Après l'élimination des partisans de Fethullah Gulen du pouvoir, Erdogan a commencé à restructurer l'appareil répressif afin de répondre à l'un des souhaits de l'AKP, à savoir la création de ses propres groupes armés fidèles au parti.
À cette fin, une organisation paramilitaire sous le nom de Forces spéciales du peuple / Halk Özel Harekat / a été créée en 2018. Dans le même temps, il a été signalé que le gouvernement avait mis en place 7 camps pour former ses propres brigades d'assaut fascistes illégales à utiliser en cas de nouvelle vague de manifestations de masse dans le pays ou d'un autre événement de grande ampleur qui menacerait la survie du gouvernement de l'AKP. L'un de ces camps d'entraînement serait situé près d'Istanbul. En 2022, des informations sont apparues au sujet d'une autre organisation sous le nom de State Fedain of Turkey / Türkiye Devlet Fedaileri /.
Une autre structure similaire est le soi-disant Mouvement national pour la survie de l'État / Milli Beka Hareketi /, qui, selon certaines sources, est lié à l'ancien ministre de l'intérieur Suleyman Soylu.
Après 2020, une organisation sous le nom de Fraternité de la jeunesse blanche / Ak Gençlik Ocakları / a également vu le jour, blanc ici ne doit pas être compris comme une race, Ak vient des 2 premières lettres de l'abréviation du parti au pouvoir.
L'organisation Ottoman Brotherhoods / Osmanli Ocakları /, qui a vu le jour en 2013 et dispose aujourd'hui d'un vaste réseau dans tout le pays, fait partie de ces "confréries".
L'une des organisations les plus intéressantes, qui disposerait également de ses propres unités paramilitaires liées au gouvernement, est SADAT, une société privée qui fournit des conseils en matière de sécurité, une formation et un entraînement militaires, ainsi que l'achat et la fourniture de munitions. Son fondateur est l'ancien général de brigade de l'armée turque Adnan Tanruverdi.

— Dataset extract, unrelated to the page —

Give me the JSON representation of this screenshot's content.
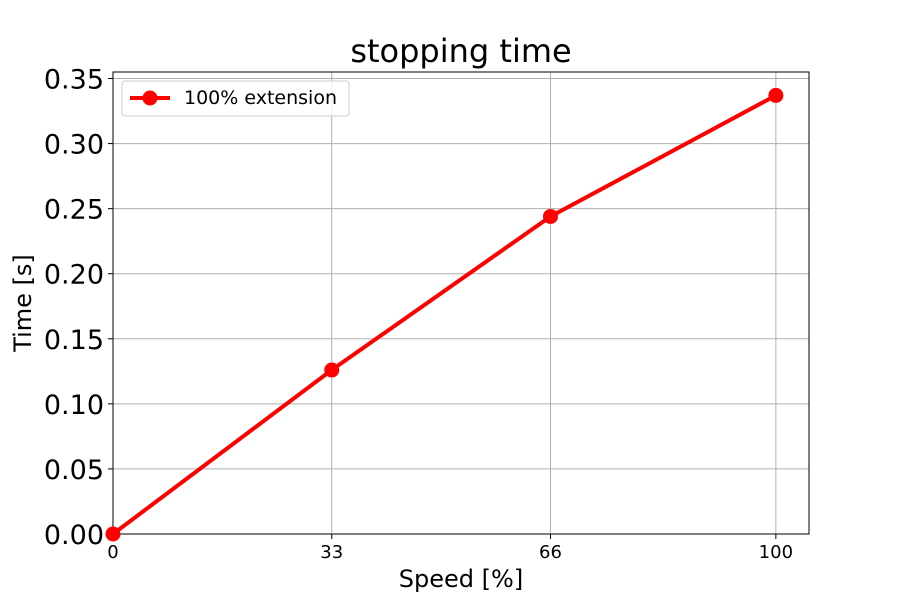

Toutes ces organisations ont en commun de considérer le président Recep Erdogan comme leur commandant suprême. La seule exception à cette règle est peut-être la société militaire privée (SMC) SADAT.
Une chose est sûre : en cas de nouvelle vague de manifestations de masse contre le gouvernement ou de tout autre événement similaire, la confrontation entre la gauche révolutionnaire et les masses populaires, d'une part, et les forces répressives officielles et les groupes fascistes semi-légaux et illégaux de l'oligarchie, d'autre part, sera bien plus importante que tout ce que nous avons vu jusqu'à présent.